Harvard University, followed by Massachusetts Institute of Technology and University of Cambridge are again the top three most prestigious universities. They enjoy the same position as in last year's reputation rankings, according to the UK-based magazine, Times Higher Education. It released the Times Higher Education World Reputation Rankings 2013 last night.
Fourteen universities from Japan, Singapore, China, Hong Kong, Korea and Taiwan were among the top 100. University of Tokyo is ranked 9th.
Compared to 2012, the National University of Singapore climbs one place to 22nd, while Nanyang Technological University has also progressed—moving from 81-90 in 2012 to 71-80 this year. Korea's Seoul National University has improved its standing entering the top 50, as has Korea Advanced Institute of Science and Technology up from 81-90 to 61-70. University of Hong Kong takes 36th position, up from 39th in 2012 and 42nd in 2011. The National Taiwan University has risen from the 81-90 band in 2011 to the 51-60 group this year, according to the rankings.
The official list of top 100 universities is available www.timeshighereducation.co.uk/world-university-rankings.

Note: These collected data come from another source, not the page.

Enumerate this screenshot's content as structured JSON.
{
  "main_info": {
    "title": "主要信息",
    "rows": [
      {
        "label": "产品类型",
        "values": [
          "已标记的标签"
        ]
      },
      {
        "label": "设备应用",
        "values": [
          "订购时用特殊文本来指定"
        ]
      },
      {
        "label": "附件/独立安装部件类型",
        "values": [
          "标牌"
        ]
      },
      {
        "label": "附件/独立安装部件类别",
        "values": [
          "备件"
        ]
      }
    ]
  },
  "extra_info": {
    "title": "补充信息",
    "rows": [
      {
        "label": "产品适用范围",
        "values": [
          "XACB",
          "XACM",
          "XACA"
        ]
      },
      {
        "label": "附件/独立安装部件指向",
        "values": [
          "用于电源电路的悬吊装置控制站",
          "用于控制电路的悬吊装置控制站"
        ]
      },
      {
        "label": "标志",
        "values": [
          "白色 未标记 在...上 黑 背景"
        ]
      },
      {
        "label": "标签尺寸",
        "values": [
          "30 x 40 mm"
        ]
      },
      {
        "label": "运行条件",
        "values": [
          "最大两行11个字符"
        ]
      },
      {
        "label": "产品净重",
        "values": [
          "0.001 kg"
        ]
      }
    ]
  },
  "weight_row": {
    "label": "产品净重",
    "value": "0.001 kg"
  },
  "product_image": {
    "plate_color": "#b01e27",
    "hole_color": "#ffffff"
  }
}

"But as these only go to 100 this is an unofficial indicative rank (for MU and CU)," Baty said.
He said in all, 34 different institutions in Thailand were selected one or more times by the survey participants. But, unfortunately they were not nominated a sufficient number of times to make it into the top 100.
"Research has shown that a university's reputation is the number one consideration for overseas students, above fees and even course content, for internationally mobile students. It is also the top priority for a globally mobile faculty, even above salary. A good reputation can also attract investment and philanthropy. A strong reputation as being among the world's very best can help drive future success," said Baty.
"By considering the results of these rankings, Thailand can create a benchmark for itself against the world's very best, but also against its closest neighbours, taking their policies and practices into consideration and translating them into a recipe for success for itself," he said.
"The universities that are notable for rising up the reputation tables have two key things in common: they have focused aggressively in attracting and retaining the very best faculty the world has to offer, ensuring the institutions are brimming full of top talent from all over the world; and they have built truly global footprints, with a strong physical presence in many different countries, including branch campuses. They have become truly global institutions," he added.
The reputation rankings were added to the Times Higher Education's portfolio in 2011.
The rankings are based on the results of the Academic Reputation Survey carried out by Ipsos MediaCT for Thomson Reuters, data supplier to the Times Higher Education rankings. This year's rankings are based on 16,639 responses from 144 countries to the survey distributed in April-May 2012. The average time a respondent had spent in higher education was 17 years.
The survey drew upon Unesco data to distribute the questionnaire to properly reflect the demographics of world scholarship.
The Times Higher Education does not allow volunteers to take part in the survey and accepts no nominations from institutions or any third party.
The poll asks academics to nominate no more than 15 of the best institutions in their narrow field of expertise, based on their experience and knowledge.